Ignacio Morchón Vaquero: “Nadie en el sector funerario se pringaría por un féretro de 110 euros”

J.M. Pascual entrevista a Ignacio Monchón hijo para El Norte de Castilla. El Juzgado número 6 investiga el fraude de los ataúdes de Grupo El Salvador de Valladolid. Ignacio Monchón padre investigado por los delitos continuados de falsedad y estafa por la supuesta sustitución de más de 6.000 ataúdes, así como por los delitos de organización criminal, uno de fraude contra la Hacienda pública y otro de blanqueo de capitales que se fundamentaría en el casi millón de euros hallado en casa del padre.

La defensa de la familia ha solicitado la libertad del principal investigado, denegada hasta ahora porque las acusaciones temen que pudiera huir ante la gravedad de los hechos que se le atribuyen. ”¡Pero qué riesgo de fuga ni fuga va a haber, si mi padre tiene más de setenta años y nos tiene a todos aquí. Somos de Valladolid, no vamos a ir a ninguna parte, no tenemos nada que esconder”,proclama su sucesor.

Cree que la operación Ignis (‘Ig’ de Ignacio, apunta) es un montaje basado en una venganza personal que ha servido, además de para manchar la imagen de su familia, dice, para propulsar ciertas carreras policiales y políticas y crear plataformas artificiales de afectados por parte de algunos abogados avispados que ven negocio en un caso tan sensible y mediático como el de los ataúdes.

–Usted insiste en que todo es producto de una venganza contra su familia y que no se han lucrado de forma ilícita. Es una venganza total. Tenga en cuenta que el negocio nuestro no solamente es la incineración, esa es una parte mínima dentro de todo el negocio del servicio funerario. Ahora mismo está subiendo mucho, pero en aquellos años era mínima, un 10 o un 15%. Ahora mismo está en un 40% de incineraciones y un 60% de enterramientos. A nosotros los féretros siempre nos han costado lo mismo.

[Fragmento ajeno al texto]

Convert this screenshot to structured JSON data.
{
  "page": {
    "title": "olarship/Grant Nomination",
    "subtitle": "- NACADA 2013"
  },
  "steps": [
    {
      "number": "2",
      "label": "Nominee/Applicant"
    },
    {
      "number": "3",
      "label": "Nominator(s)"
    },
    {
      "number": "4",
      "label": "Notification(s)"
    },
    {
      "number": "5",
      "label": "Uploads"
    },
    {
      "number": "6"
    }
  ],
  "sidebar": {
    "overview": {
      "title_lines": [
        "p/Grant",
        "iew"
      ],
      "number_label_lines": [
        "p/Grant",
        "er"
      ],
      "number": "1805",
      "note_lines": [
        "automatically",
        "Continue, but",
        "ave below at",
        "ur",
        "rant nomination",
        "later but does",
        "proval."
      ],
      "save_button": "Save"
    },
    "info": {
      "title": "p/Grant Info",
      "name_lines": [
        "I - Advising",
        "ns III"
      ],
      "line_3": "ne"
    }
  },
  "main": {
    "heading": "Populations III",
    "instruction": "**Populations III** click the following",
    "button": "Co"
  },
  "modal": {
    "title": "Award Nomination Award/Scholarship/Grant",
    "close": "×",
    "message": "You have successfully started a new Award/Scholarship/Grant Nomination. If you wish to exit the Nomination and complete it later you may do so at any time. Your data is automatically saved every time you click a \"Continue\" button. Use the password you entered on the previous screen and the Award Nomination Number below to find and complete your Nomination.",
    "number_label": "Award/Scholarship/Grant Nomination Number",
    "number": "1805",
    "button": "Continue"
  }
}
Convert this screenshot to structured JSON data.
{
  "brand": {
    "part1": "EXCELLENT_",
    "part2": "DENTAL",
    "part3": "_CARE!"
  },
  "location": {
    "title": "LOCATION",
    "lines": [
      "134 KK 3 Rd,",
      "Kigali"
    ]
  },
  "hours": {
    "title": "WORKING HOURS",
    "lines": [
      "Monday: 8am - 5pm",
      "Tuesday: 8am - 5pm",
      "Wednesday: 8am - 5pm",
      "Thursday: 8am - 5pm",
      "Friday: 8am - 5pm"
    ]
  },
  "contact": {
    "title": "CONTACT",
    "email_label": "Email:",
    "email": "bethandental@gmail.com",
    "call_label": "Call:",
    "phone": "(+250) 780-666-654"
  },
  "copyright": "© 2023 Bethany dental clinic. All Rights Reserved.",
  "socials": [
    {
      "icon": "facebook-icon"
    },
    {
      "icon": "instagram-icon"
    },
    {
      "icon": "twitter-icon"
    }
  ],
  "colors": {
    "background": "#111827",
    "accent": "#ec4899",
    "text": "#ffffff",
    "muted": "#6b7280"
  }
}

Se puede preguntar a la gente del sector. Nadie en su sano juicio se va a pringar por un féretro que cuesta 110 euros, que en el 90% de las veces se puede manchar o golpear, y te va a costar mucho más repararlo que coger uno nuevo. Es que no tiene sentido. Tú le preguntas a cualquier funerario y te dirá que no merece la pena. Cuando vino la Policía a hacer los registros, andaban buscando como locos un almacén lleno de cajas, de cajas rotas, lleno de cajas para cremaciones… ¡No vieron nada, porque no hay nada! Nosotros hemos demostrado que estamos en torno a los 2.000 servicios anuales y ahí están todas las facturas de todos los féretros que se han comprado, la misma cantidad de féretros cada año. Y solo uno era de 6.000 euros, no de 10.000. La compañía de seguros te paga 400 euros por un féretro.

–Un conocido con el que se acaba de topar usted en el vestíbulo del tanatorio le ha preguntado por su padre. Yo le hago la misma pregunta: ¿Cómo se encuentra? Se puede imaginar cómo está mi padre. Una persona mayor, que realmente no sabe lo que ha pasado, no sabe lo que está ocurriendo, como nos pasó a todos y, en estos momentos, pues está el hombre mal. Mal está. Decaído. Aparte, es una persona que tiene una edad avanzada, enfermo y está, la verdad, que muy mal. Y diciendo que cómo es posible que no tenga derecho a defenderse fuera, en la calle, cuando se le está acusando de unas cosas que nosotros no hemos cometido y que no tengamos la posibilidad de defendernos fuera. Simplemente se nos ha metido en prisión, directamente.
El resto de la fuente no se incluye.